A Prophetic saying describes alcoholic drinks as fire, for the Prophet in his ascension has seen the real picture of it. Also, being kind to the parents is seen by the Prophet as a kind and compassionate companion in the Hereafter.
Paradise and Hell
There are two end-points for humans in the Hereafter: Paradise or Hell.
The criteria for being admitted to Paradise are faith and righteous deeds. The criteria for punishment in Hell are stubborn disbelief and evil deeds. The Holy Quran in numerous Ayaat has described heaven, its physical and spiritual pleasures and blessings. The precise picture of Paradise, however, is perceivable only when visiting it.
Hell is a horrible fire, in addition to various methods of punishment which come in different levels. Each punishment is the embodiment of the actions of the person in this world. Hell is the place for those who denied the truth deliberately and those who were oppressors and did not repent.
Philosophy of Hell
The philosophy of hell, and the reason it is created, is a common question in different cultures.

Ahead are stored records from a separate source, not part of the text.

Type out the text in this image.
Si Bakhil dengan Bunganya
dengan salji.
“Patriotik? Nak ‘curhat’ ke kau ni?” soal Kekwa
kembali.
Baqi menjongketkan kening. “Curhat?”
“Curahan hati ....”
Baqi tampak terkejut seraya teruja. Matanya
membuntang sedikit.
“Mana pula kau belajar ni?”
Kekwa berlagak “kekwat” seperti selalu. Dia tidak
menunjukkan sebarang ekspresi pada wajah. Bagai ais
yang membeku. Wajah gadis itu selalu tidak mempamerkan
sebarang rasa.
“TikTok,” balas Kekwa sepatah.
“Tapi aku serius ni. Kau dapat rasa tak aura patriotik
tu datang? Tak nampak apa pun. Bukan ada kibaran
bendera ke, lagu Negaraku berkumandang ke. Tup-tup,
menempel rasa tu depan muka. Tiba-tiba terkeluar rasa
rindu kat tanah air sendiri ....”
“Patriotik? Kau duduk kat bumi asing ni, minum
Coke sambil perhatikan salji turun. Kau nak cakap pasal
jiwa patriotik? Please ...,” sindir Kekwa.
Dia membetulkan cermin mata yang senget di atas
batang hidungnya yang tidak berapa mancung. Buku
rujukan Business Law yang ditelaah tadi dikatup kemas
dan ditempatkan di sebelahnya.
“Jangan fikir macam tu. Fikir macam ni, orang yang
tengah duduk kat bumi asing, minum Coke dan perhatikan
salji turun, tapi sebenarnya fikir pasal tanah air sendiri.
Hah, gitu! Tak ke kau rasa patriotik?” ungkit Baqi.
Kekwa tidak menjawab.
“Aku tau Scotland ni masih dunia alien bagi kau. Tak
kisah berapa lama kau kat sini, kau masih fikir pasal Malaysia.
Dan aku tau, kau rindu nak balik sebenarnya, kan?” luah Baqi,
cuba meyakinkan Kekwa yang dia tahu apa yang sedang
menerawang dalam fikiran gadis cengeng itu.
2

Many people may wonder how the Merciful God can punish His creatures with such a variety of severe punishments in hell. The following points shall answer the question:
Both the punishments and rewards in the Hereafter are direct results of man’s actions. They are examples of the law of cause and effect. For, one reaps what one sows. They are the reality of man’s actions in this world. In Chapter 66 Ayah 7 we read: “O you unbelievers, make no excuses this Day (the Day of Judgment) you are being requited all that you did.”
Any law which is not binding will not be followed or executed. Such a law is, in fact, a pseudo-law and will not solve any problems. Imagine a state which is trying to provide security to its citizens without enacting any punishment law. There is no fine for any offence. Both criminals and righteous citizens are provided the same reward and facilities. No doubt, insecurity and injustice will prevail in such a city. This is the major philosophy of the conception of hell and heaven in Divine Religions.
Why an Eternal Hell?
Although not all of those who enter Hell will remain therein forever, there are some groups of people who will suffer in hell for eternity. The eternity in Hell is mentioned in the Quran more than 30 times. Here a question arises about the correlation between the action and the punishment. Let us assume a person has been a criminal for their entire life of 100 years. Is it fair for them to be punished eternally? The answer is, there are two types of punishments: contractual and natural. The contractual punishments are all types of civil fines which vary in different cultures and times. They are types of punishments that are agreed upon for certain offences. The natural punishment is the natural effect of any crime. For instance, prohibited speed in driving may cost two types of penalties for the driver. One is a contractual fine which may be some fiscal penalty and losing some points. The second type of penalty may be a fatal accident.
Religious punishments are also of two types. The Jurisprudential ones which are established for this life are similar to the civil contractual punishments, while the punishments in the Hereafter as well as rewards, are the natural punishments and rewards, for they are nothing more than the reality of deeds, good or bad.